As announced earlier, the Cray Programming Environment (CPE) on Setonix has been updated to version 23.09 and the new version of the software stack 2024.05 is now available by default. For moreminformation, please see: https://pawsey.atlassian.net/wiki/spaces/US/pages/190087173/June+2024+Software+Update+-+Important+Information
Posted Jun 04, 2024 - 18:11 AWST
In progress
• Banksia has been returned to service
• ASKAP Ingest has been returned to service
• Garrawarla has been returned to service
• Core services have been patched
• Setonix is currently in the last throws of testing the new software stack
Posted Jun 04, 2024 - 16:10 AWST
Scheduled
Maintenance will be carried out on Pawsey systems on Tuesday the 4th of June to apply required patches and updates to improve the systems stability, security, and performance.

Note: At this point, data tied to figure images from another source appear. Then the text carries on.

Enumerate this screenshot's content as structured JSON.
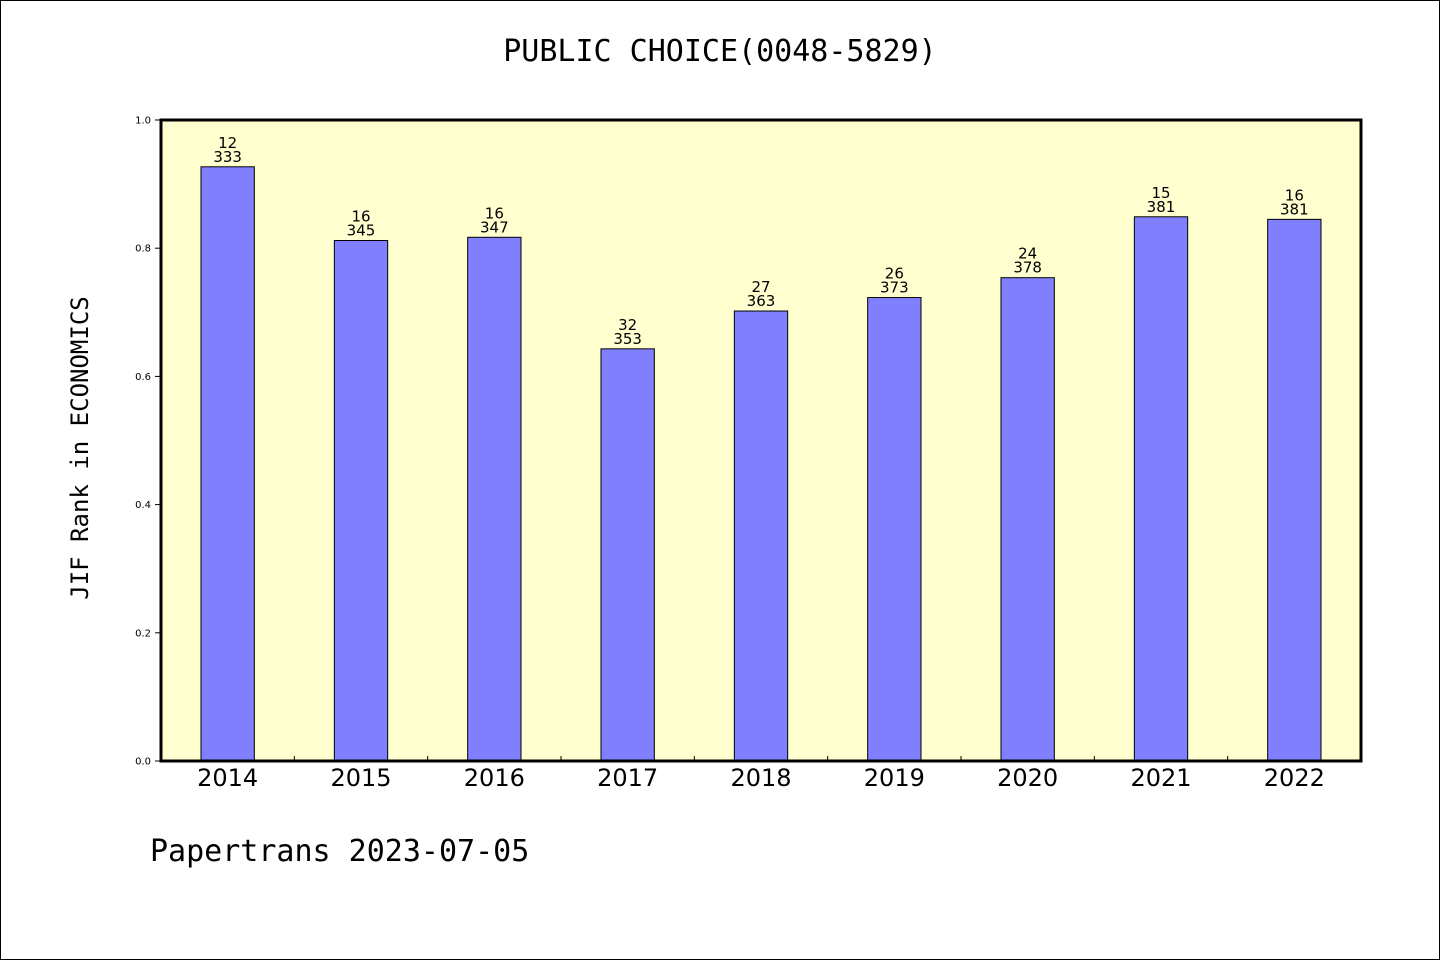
{
  "chart_data": {
    "type": "bar",
    "title": "PUBLIC CHOICE(0048-5829)",
    "ylabel": "JIF Rank in ECONOMICS",
    "xlabel": "",
    "categories": [
      "2014",
      "2015",
      "2016",
      "2017",
      "2018",
      "2019",
      "2020",
      "2021",
      "2022"
    ],
    "values": [
      0.927,
      0.812,
      0.817,
      0.643,
      0.702,
      0.723,
      0.754,
      0.849,
      0.845
    ],
    "ranks": [
      "12",
      "16",
      "16",
      "32",
      "27",
      "26",
      "24",
      "15",
      "16"
    ],
    "totals": [
      "333",
      "345",
      "347",
      "353",
      "363",
      "373",
      "378",
      "381",
      "381"
    ],
    "ylim": [
      0,
      1.0
    ],
    "yticks": [
      "0.0",
      "0.2",
      "0.4",
      "0.6",
      "0.8",
      "1.0"
    ],
    "grid": false,
    "bar_color": "#8080ff",
    "plot_background": "#ffffd0"
  },
  "footer": "Papertrans 2023-07-05"
}
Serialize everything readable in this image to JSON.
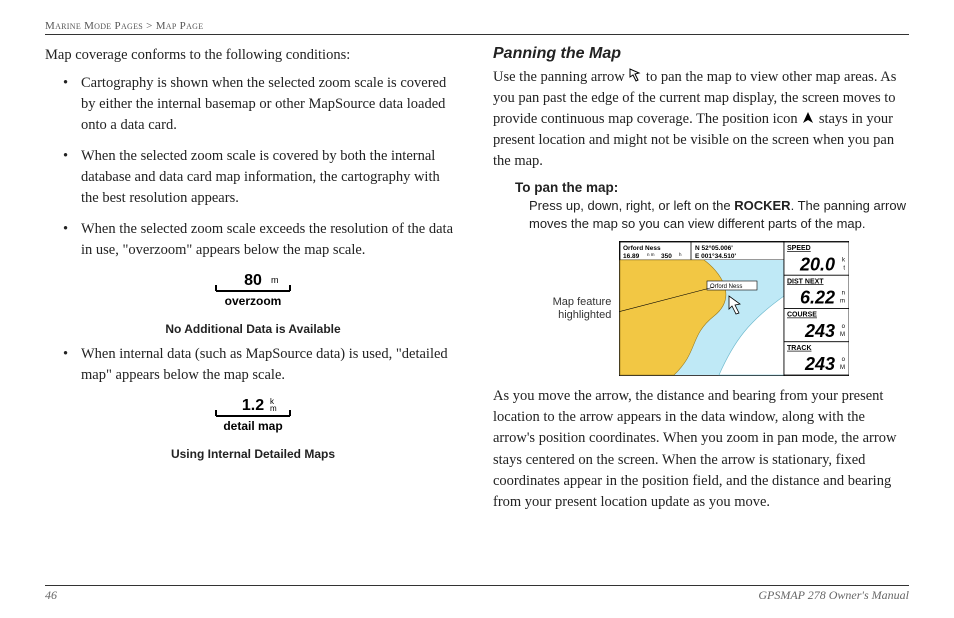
{
  "header": {
    "crumb1": "Marine Mode Pages",
    "sep": ">",
    "crumb2": "Map Page"
  },
  "left": {
    "intro": "Map coverage conforms to the following conditions:",
    "bullets": [
      "Cartography is shown when the selected zoom scale is covered by either the internal basemap or other MapSource data loaded onto a data card.",
      "When the selected zoom scale is covered by both the internal database and data card map information, the cartography with the best resolution appears.",
      "When the selected zoom scale exceeds the resolution of the data in use, \"overzoom\" appears below the map scale."
    ],
    "fig1": {
      "scale_num": "80",
      "scale_unit": "m",
      "scale_sub": "overzoom",
      "caption": "No Additional Data is Available"
    },
    "bullet4": "When internal data (such as MapSource data) is used, \"detailed map\" appears below the map scale.",
    "fig2": {
      "scale_num": "1.2",
      "scale_unit": "k m",
      "scale_sub": "detail map",
      "caption": "Using Internal Detailed Maps"
    }
  },
  "right": {
    "title": "Panning the Map",
    "p1a": "Use the panning arrow ",
    "p1b": " to pan the map to view other map areas. As you pan past the edge of the current map display, the screen moves to provide continuous map coverage. The position icon ",
    "p1c": " stays in your present location and might not be visible on the screen when you pan the map.",
    "subhead": "To pan the map:",
    "subbody_a": "Press up, down, right, or left on the ",
    "subbody_bold": "ROCKER",
    "subbody_b": ". The panning arrow moves the map so you can view different parts of the map.",
    "map_caption_l1": "Map feature",
    "map_caption_l2": "highlighted",
    "map": {
      "topleft_l1": "Orford Ness",
      "topleft_l2": "16.89",
      "topleft_l2b": "350",
      "topright_l1": "N  52°05.006'",
      "topright_l2": "E 001°34.510'",
      "feature": "Orford Ness",
      "fields": [
        {
          "label": "SPEED",
          "value": "20.0",
          "unit_top": "k",
          "unit_bot": "t"
        },
        {
          "label": "DIST NEXT",
          "value": "6.22",
          "unit_top": "n",
          "unit_bot": "m"
        },
        {
          "label": "COURSE",
          "value": "243",
          "unit_top": "o",
          "unit_bot": "M"
        },
        {
          "label": "TRACK",
          "value": "243",
          "unit_top": "o",
          "unit_bot": "M"
        }
      ],
      "colors": {
        "land": "#f2c744",
        "water": "#bfe9f6",
        "deepwater": "#ffffff",
        "border": "#000000"
      }
    },
    "p2": "As you move the arrow, the distance and bearing from your present location to the arrow appears in the data window, along with the arrow's position coordinates. When you zoom in pan mode, the arrow stays centered on the screen. When the arrow is stationary, fixed coordinates appear in the position field, and the distance and bearing from your present location update as you move."
  },
  "footer": {
    "page": "46",
    "manual": "GPSMAP 278 Owner's Manual"
  }
}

This maintenance window will also be used to undertake other tasks which require down-time to achieve.

Planned work for this window includes:
• Update the BIOS on the askapbuffer Lustre servers
• Update the controller firmware on the askapbuffer storage arrays
• Update the LNet Monitoring resource agents on askapbuffer
• Update the HCA firmware on the Setonix LNet routers
• Update the BIOS on the Garrawarla data mover nodes
• Rectifying cabling on DDN arrays for Banksia
• Patching of core Pawsey services

During the upcoming June maintenance, the Cray Programming Environment (CPE) on Setonix will be updated to version 23.09. This will include updated MPI libraries and a newer Cray compiler version (16.0.1), and the same GCC compiler version. In preparation for this, the Pawsey team has built the new software stack.

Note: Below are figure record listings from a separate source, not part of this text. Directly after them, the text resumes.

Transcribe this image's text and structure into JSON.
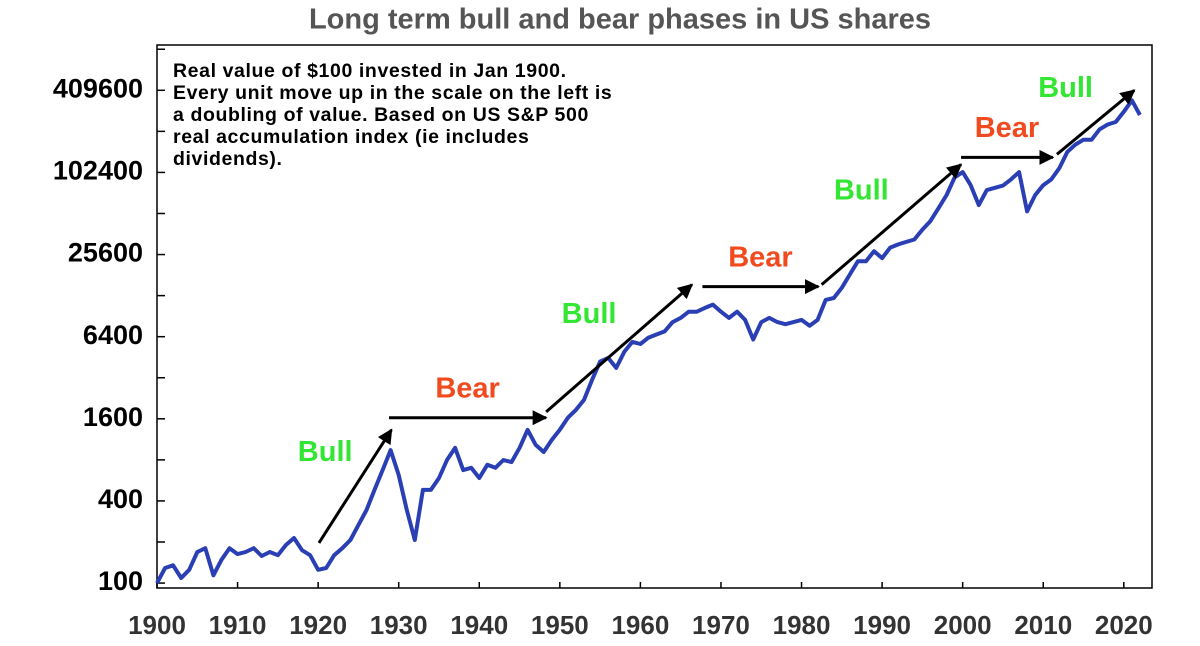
{
  "chart_data": {
    "type": "line",
    "title": "Long term bull and bear phases in US shares",
    "note": "Real value of $100 invested in Jan 1900. Every unit move up in the scale on the left is a doubling of value. Based on US S&P 500 real accumulation index (ie includes dividends).",
    "color": "#2b3fb5",
    "log_scale": true,
    "x": [
      1900,
      1901,
      1902,
      1903,
      1904,
      1905,
      1906,
      1907,
      1908,
      1909,
      1910,
      1911,
      1912,
      1913,
      1914,
      1915,
      1916,
      1917,
      1918,
      1919,
      1920,
      1921,
      1922,
      1923,
      1924,
      1925,
      1926,
      1927,
      1928,
      1929,
      1930,
      1931,
      1932,
      1933,
      1934,
      1935,
      1936,
      1937,
      1938,
      1939,
      1940,
      1941,
      1942,
      1943,
      1944,
      1945,
      1946,
      1947,
      1948,
      1949,
      1950,
      1951,
      1952,
      1953,
      1954,
      1955,
      1956,
      1957,
      1958,
      1959,
      1960,
      1961,
      1962,
      1963,
      1964,
      1965,
      1966,
      1967,
      1968,
      1969,
      1970,
      1971,
      1972,
      1973,
      1974,
      1975,
      1976,
      1977,
      1978,
      1979,
      1980,
      1981,
      1982,
      1983,
      1984,
      1985,
      1986,
      1987,
      1988,
      1989,
      1990,
      1991,
      1992,
      1993,
      1994,
      1995,
      1996,
      1997,
      1998,
      1999,
      2000,
      2001,
      2002,
      2003,
      2004,
      2005,
      2006,
      2007,
      2008,
      2009,
      2010,
      2011,
      2012,
      2013,
      2014,
      2015,
      2016,
      2017,
      2018,
      2019,
      2020,
      2021,
      2022
    ],
    "values": [
      100,
      129,
      135,
      109,
      125,
      169,
      180,
      114,
      148,
      180,
      163,
      169,
      180,
      158,
      169,
      160,
      190,
      214,
      174,
      160,
      125,
      129,
      160,
      180,
      207,
      266,
      343,
      482,
      673,
      944,
      620,
      343,
      207,
      482,
      482,
      589,
      798,
      980,
      673,
      700,
      589,
      736,
      700,
      798,
      770,
      980,
      1330,
      1030,
      914,
      1120,
      1330,
      1630,
      1860,
      2200,
      3090,
      4200,
      4470,
      3780,
      4960,
      5860,
      5660,
      6300,
      6640,
      7000,
      8180,
      8790,
      9750,
      9750,
      10400,
      11000,
      9750,
      8790,
      9750,
      8490,
      6100,
      8180,
      8790,
      8180,
      7900,
      8180,
      8490,
      7700,
      8490,
      11900,
      12300,
      14600,
      18300,
      22900,
      22900,
      27100,
      24100,
      28800,
      30400,
      31700,
      33000,
      39000,
      45000,
      56000,
      70000,
      94000,
      103000,
      82600,
      59000,
      76000,
      79000,
      82000,
      91000,
      103000,
      53000,
      70000,
      82600,
      91000,
      110000,
      145000,
      164000,
      178000,
      178000,
      212000,
      230000,
      240000,
      285000,
      346000,
      270000
    ],
    "xlim": [
      1900,
      2023.5
    ],
    "xticks": [
      1900,
      1910,
      1920,
      1930,
      1940,
      1950,
      1960,
      1970,
      1980,
      1990,
      2000,
      2010,
      2020
    ],
    "ylim": [
      92,
      880000
    ],
    "yticks": [
      100,
      400,
      1600,
      6400,
      25600,
      102400,
      409600
    ],
    "yticks_minor": [
      200,
      800,
      3200,
      12800,
      51200,
      204800,
      819200
    ],
    "phases": [
      {
        "label": "Bull",
        "color": "#33e633",
        "from_year": 1920.1,
        "to_year": 1929.1,
        "from_value": 197,
        "to_value": 1330
      },
      {
        "label": "Bear",
        "color": "#f04a1e",
        "from_year": 1928.8,
        "to_year": 1948.3,
        "from_value": 1630,
        "to_value": 1630
      },
      {
        "label": "Bull",
        "color": "#33e633",
        "from_year": 1948.3,
        "to_year": 1966.4,
        "from_value": 1800,
        "to_value": 15400
      },
      {
        "label": "Bear",
        "color": "#f04a1e",
        "from_year": 1967.7,
        "to_year": 1982.1,
        "from_value": 14900,
        "to_value": 14900
      },
      {
        "label": "Bull",
        "color": "#33e633",
        "from_year": 1982.5,
        "to_year": 1999.8,
        "from_value": 15400,
        "to_value": 117000
      },
      {
        "label": "Bear",
        "color": "#f04a1e",
        "from_year": 1999.8,
        "to_year": 2011.2,
        "from_value": 132000,
        "to_value": 132000
      },
      {
        "label": "Bull",
        "color": "#33e633",
        "from_year": 2011.7,
        "to_year": 2021.3,
        "from_value": 139000,
        "to_value": 409600
      }
    ]
  }
}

The new version of the software stack will be 2024.05 which will be available by default, and it will sit alongside version 2023.08 that is currently available on Setonix. You can still choose to use the older 2023.08 deployment by unloading the compiler module, swapping the pawseyenv module, and reloading the compiler module. More detail is available on our documentation page: June 2024 Software Update - Important Information.

Based on our testing, researchers should be able to use the existing local software installations without recompilation, but there may be exceptions. In such cases, feel free to reach out to the helpdesk for support.

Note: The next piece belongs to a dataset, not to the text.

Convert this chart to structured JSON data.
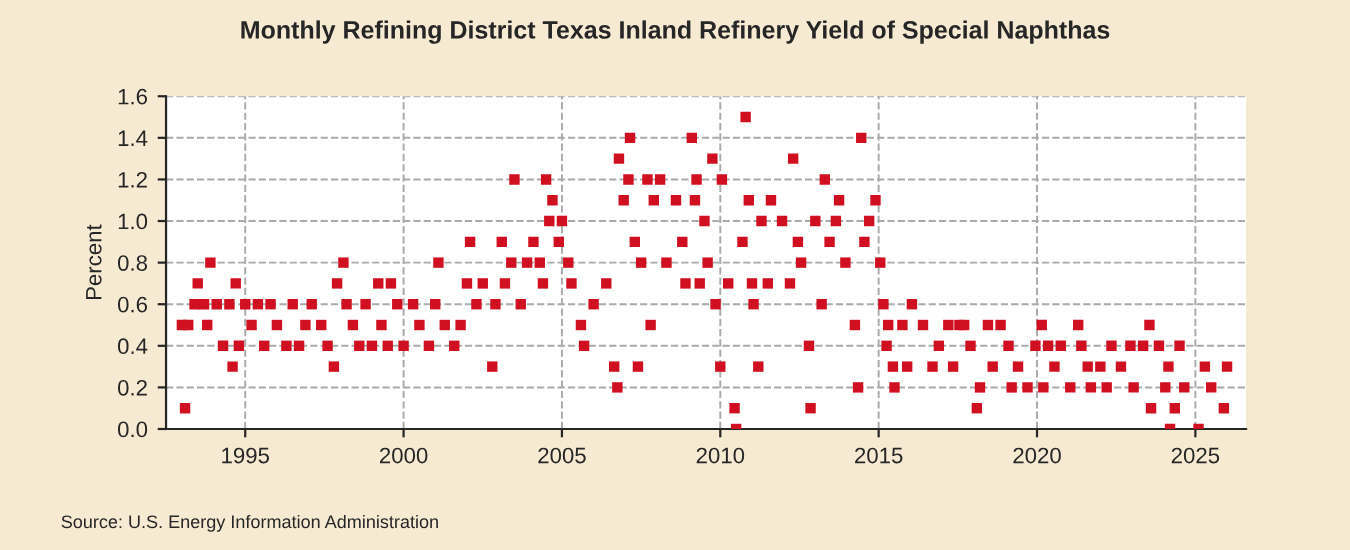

Please note that the 2022.11 software stack is currently planned to be deprecated during September 2024 maintenance, with the 2023.08 software stack planned to be deprecated in January 2025. We recommend all researchers to migrate to the 2024.05 software stack as soon as possible.

Highlights of the new software stack:
• Software has been installed using a newer Spack major release, v0.21.0.
• Several packages are now also compiled using the Cray compiler.
• Version updates of most packages in both the GNU and Cray programming environments.
• The cpe/23.09 module has been used to compile 2024.05 stack. The cpe/23.03 will also be available as a non-default environment.
• Several newer versions of ROCm up to 5.7.3 will be available.
• ROCm 5.7.3 is recommended and has been used to build GPU packages.

We will publish the changes in more detail in our technical newsletter. Please monitor the documentation page above for further details approaching the maintenance.

Please note that there won’t be any changes to Cray Programming Environment (CPE) on the Setonix Remote Visualisation Nodes. We are aiming to update CPE and the Software stack during the July maintenance.
Posted May 28, 2024 - 09:03 AWST
This scheduled maintenance affected: ASKAP (ASKAP ingest nodes, ASKAP service nodes), Central Services (Authentication and Authorization, Service Desk, License Server, Application Portal, Origin, Documentation), Garrawarla (Garrawarla workq partition, Garrawarla gpuq partition, Garrawarla asvoq partition, Garrawarla copyq partition, Garrawarla login node), Setonix (Login nodes, Data-mover nodes, Slurm scheduler, Setonix work partition, Setonix debug partition, Setonix long partition, Setonix copy partition, Setonix askaprt partition, Setonix highmem partition, Setonix gpu partition, Setonix gpu high mem partition, Setonix gpu debug partition), Storage Systems (Banksia, Data Portal Systems, MWA Nodes, CASDA Nodes, MWA ASVO), Lustre filesystems (/askapbuffer filesystem), and Visualisation Services (CARTA - Stable, CARTA - Test).